The Hole In A Key Higher Education Accountability Rule


Nashville Barber and Style Academy in Tennessee has a high default rate but a low number of defaults. Liberty University in Virginia has a low default rate but a very high number of defaults.

Are you confused yet?

Each year, the Department of Education calculates a cohort default rate (CDR) for colleges and universities that receive taxpayer support through federal student loan and grant programs. The CDR measures the share of student borrowers at each school who defaulted on their loans within three years of entering repayment. If a school’s CDR rises above 30% for three consecutive years, or 40% for one year, the institution might lose access to taxpayer subsidies, which for most colleges means a quick closure.

In theory, CDR protects students and taxpayers by kicking schools where former students fail to repay their loans off the government dole. But this design suffers from a serious problem: the vast majority of student loan defaults occur at schools with relatively low default rates.

Source: Department of EducationPreston Cooper/Forbes

More than half a million student borrowers who entered loan repayment in 2015 have since defaulted. But fewer than 6,000 of those defaulted borrowers—1.2% of the total—attended a school where the default rate exceeded 30%, the range where the school might face penalties. If the government wishes to hold institutions accountable for student loan defaults, the current accountability regime misses almost 99% of the problem.

While a handful of institutions have a default rate that exceeds 30%, these are mostly small colleges that contribute little to the overall default problem. Rather, the largest sources of defaults are some of the nation’s largest colleges, including the University of Phoenix, DeVry University, Indiana’s Ivy Tech Community College, and Liberty University. But none of these large schools exceed the 30% default rate threshold, and thus all escape penalties.

Congress might capture more student loan defaults in accountability rules if it lowered the default rate threshold. But lowering the default rate threshold to 20% would still exempt schools enrolling more than three-quarters of defaulted borrowers. The median defaulter attended a school with a default rate of just 14%.
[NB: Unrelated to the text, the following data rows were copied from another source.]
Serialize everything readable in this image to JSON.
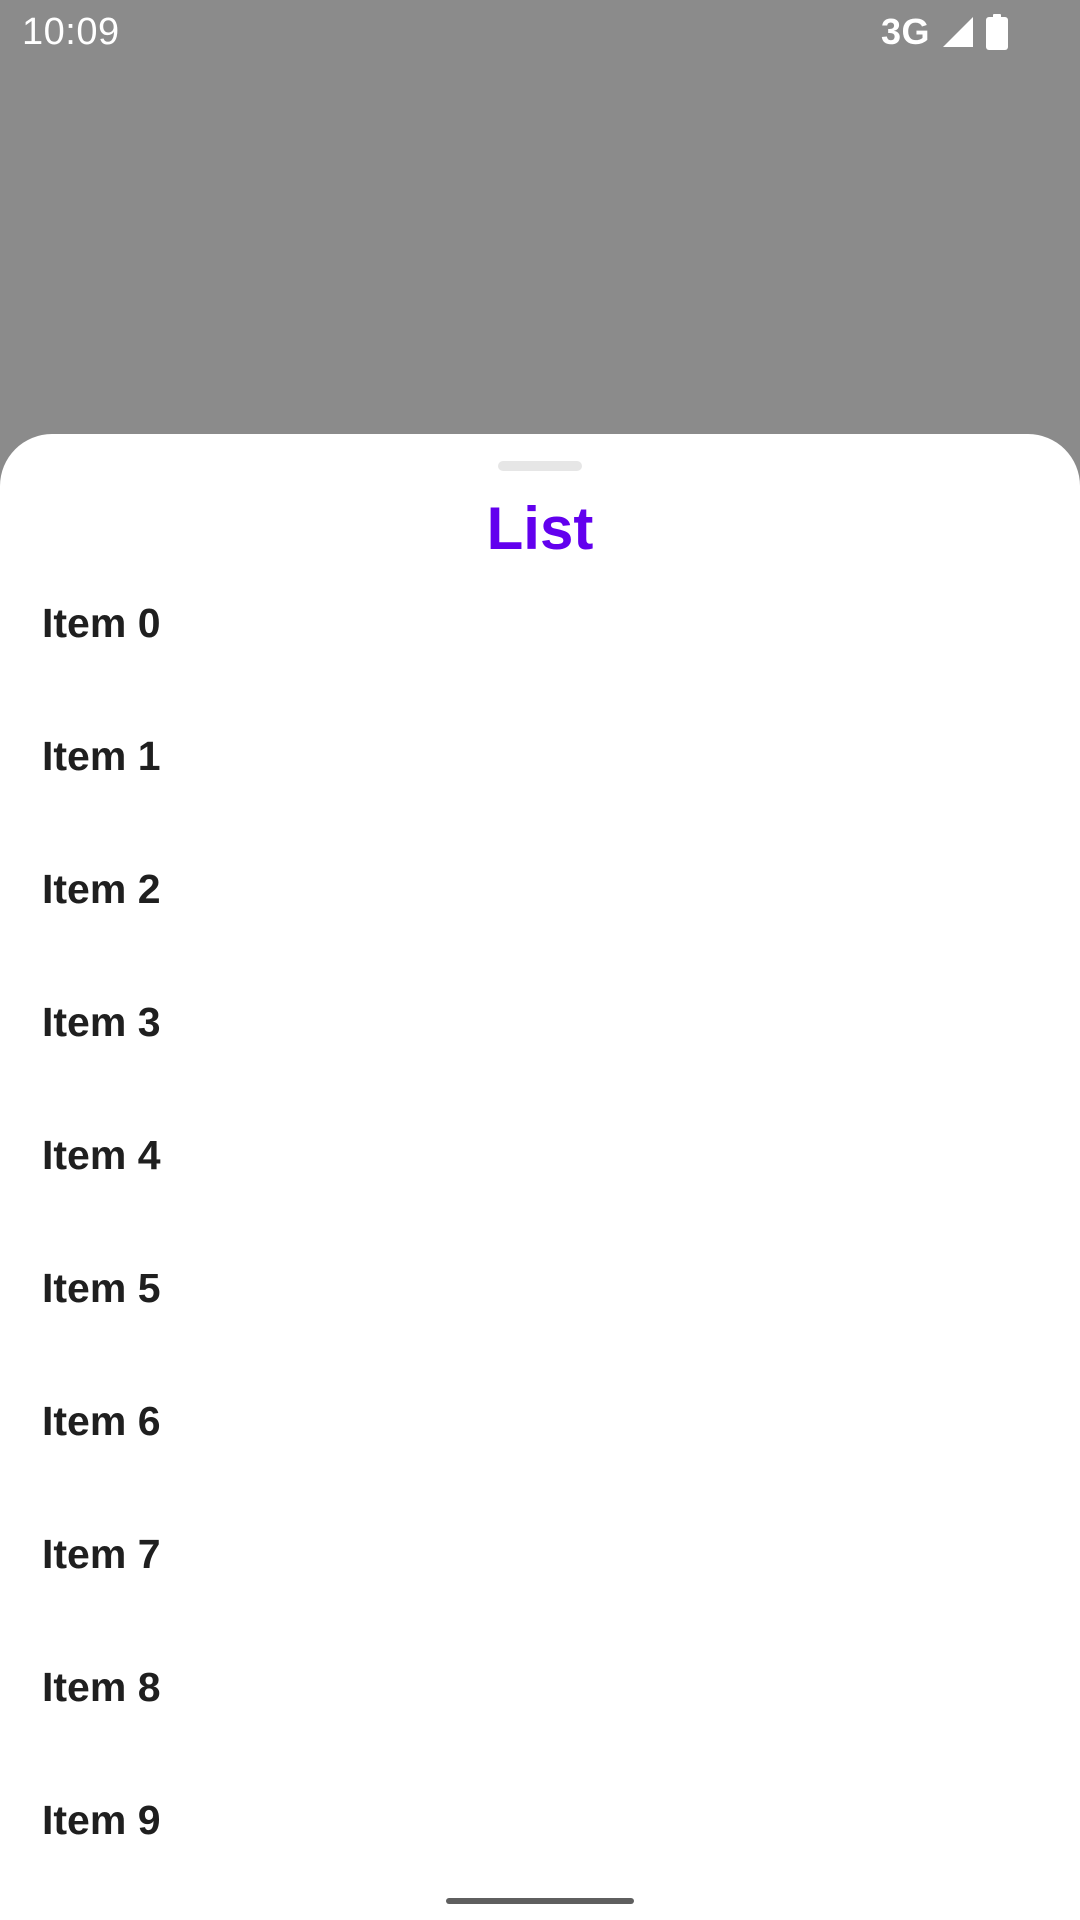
{
  "status_bar": {
    "time": "10:09",
    "network": "3G",
    "signal_icon": "cellular-signal-icon",
    "battery_icon": "battery-full-icon"
  },
  "sheet": {
    "title": "List",
    "title_color": "#6200ee",
    "items": [
      {
        "label": "Item 0"
      },
      {
        "label": "Item 1"
      },
      {
        "label": "Item 2"
      },
      {
        "label": "Item 3"
      },
      {
        "label": "Item 4"
      },
      {
        "label": "Item 5"
      },
      {
        "label": "Item 6"
      },
      {
        "label": "Item 7"
      },
      {
        "label": "Item 8"
      },
      {
        "label": "Item 9"
      }
    ]
  },
  "colors": {
    "scrim": "#8b8b8b",
    "sheet_background": "#ffffff",
    "item_text": "#1f1f1f"
  }
}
Given this dynamic, perhaps a binary threshold that leaves a school either in or out of federal grant and loan programs is not the best way to construct accountability policies. Rather, this suggests that a form of “risk-sharing” would do a better job of holding colleges accountable for poor student outcomes.

Risk-sharing proposals take many forms, but they generally follow the framework that each government-dependent institution pays an annual fine that varies with the volume of poor outcomes associated with students who attended that college. If student loan default is the metric policymakers wish to use for accountability purposes, then risk-sharing might take the form of a flat fine for each borrower who defaults on a loan, or a fine equivalent to a set percentage of outstanding student loans in default.

Most student loan defaults are concentrated at institutions with relatively low default rates. Using a simple cutoff threshold for federal funding, Congress would not be able to hold those institutions to account without closing a far greater number of institutions than political reality will permit. To reduce student loan defaults, policymakers will need to get more creative.